Кухарка Агафьюшка, полная, белая, сытая, стояла у двери, скрестивши руки, и разговаривала со старухами, а кушанья подавала и принимала нижняя Маша, брюнетка с пунцовою лентой в волосах. Старухи были сыты еще с утра и за час до ужина пили чай со сладким сдобным пирогом, а потому ели теперь через силу, как бы по обязанности.
- Ох, матушки! - охнула тетушка, когда в столовую вдруг вбежала Анна Акимовна и села на стул рядом с ней. - Испугала до смерти!
В доме любили, когда Анна Акимовна бывала в духе и дурачилась; это всякий раз напоминало, что старики уже умерли, а старухи в доме не имеют уже никакой власти и каждый может жить как угодно, не боясь, что с него сурово взыщут. Только две незнакомые старухи покосились на Анну Акимовну с недоумением: она напевала, а за столом грех петь.
- Матушка наша, красавица, картина писаная! -начала слащаво причитывать Агафьюшка. - Алмаз наш драгоценный!.. Народу-то, народу нынче приезжало нашу королевну глядеть - господи, твоя воля! И генералы, и офицеры, и господа... Я в окно глядела-глядела, считала-считала, да и бросила.
- А по мне, они хоть бы вовсе не ездили, подлецы! - сказала тетушка; она с грустью поглядела на племянницу и добавила: - Только время провели сиротке моей бедной.

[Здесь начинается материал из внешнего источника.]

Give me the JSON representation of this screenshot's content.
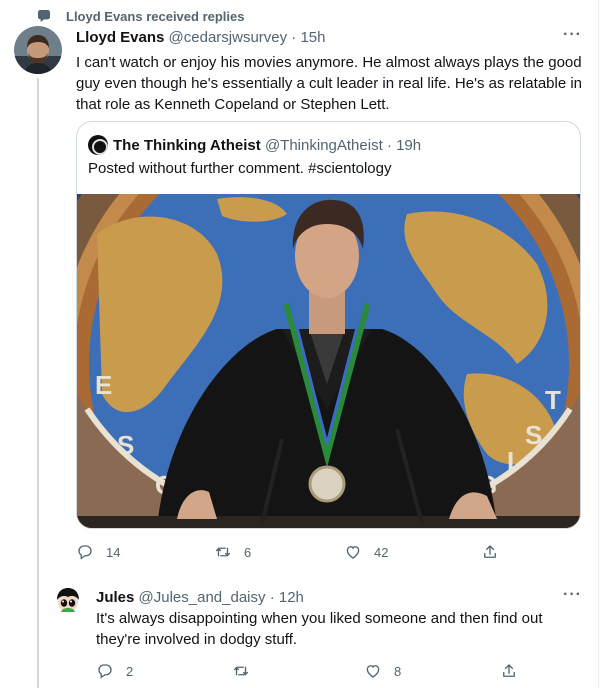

Анна Акимовна была голодна, так как с самого утра ничего не ела. Ей налили какой-то очень горькой настойки, она выпила и закусила солониной с горчицей и нашла, что это необыкновенно вкусно. Потом нижняя Маша подала индейку, моченые яблоки и крыжовник. И это тоже понравилось. Но только одно было неприятно: от изразцовой печки веяло жаром, было душно, и у всех разгорелись щеки. После ужина убрали со стола скатерть и поставили тарелки с мятными пряниками, орехами и изюмом.
- Садись и ты... чего там! - сказала тетушка кухарке.
Агафьюшка вздохнула и села за стол; перед ней Маша поставила тоже рюмку для наливки, и Анне Акимовне стало уже казаться, что одинаково, как от печки, так и от белой шеи Агафьюшки, веет жаром. Говорили все о том, как теперь трудно стало выходить замуж, что в прежнее время мужчины если не на красоту, то хоть на деньги льстились, а теперь не разберешь, что им нужно, и прежде оставались в девушках только горбатые и хромые, а теперь не берут даже красивых и богатых. Тетушка стала объяснять это безнравственностью и тем, что люди бога не боятся, но вдруг вспомнила, что ее брат Иван Иваныч и Варварушка - оба святой жизни - и бога боялись, а все же потихоньку детей рожали и отправляли в воспитательный дом; она спохватилась и перевела разговор на то, какой у нее когда-то женишок был, из заводских, и как она его любила, но ее насильно братья выдали за вдовца иконописца, который, слава богу, через два года помер. Нижняя Маша тоже подсела к столу и с таинственным видом рассказала, что вот уже неделя, как каждый день по утрам во дворе показывается какой-то неизвестный мужчина с черными усами и в пальто с барашковым воротником: войдет во двор, поглядит на окна большого дома и пойдет дальше -к корпусам; мужчина ничего себе, видный...
От всех этих разговоров Анне Акимовне почему-то вдруг захотелось замуж, захотелось сильно, до тоски; кажется, полжизни и все состояние отдала бы, только знать бы, что в верхнем этаже есть человек, который для нее ближе всех на свете, что он крепко любит ее и скучает по ней; и мысль об этой близости, восхитительной, невыразимой на словах, волновала ее душу. И инстинкт здоровья и молодости льстил ей и лгал, что настоящая поэзия жизни не пришла, а еще впереди, и она верила и, откинувшись на спинку стула (у нее распустились волосы при этом), стала смеяться, а глядя на нее, смеялись и остальные. И в столовой долго не умолкал беспричинный смех.
Доложили, что пришла ночевать Жужелица.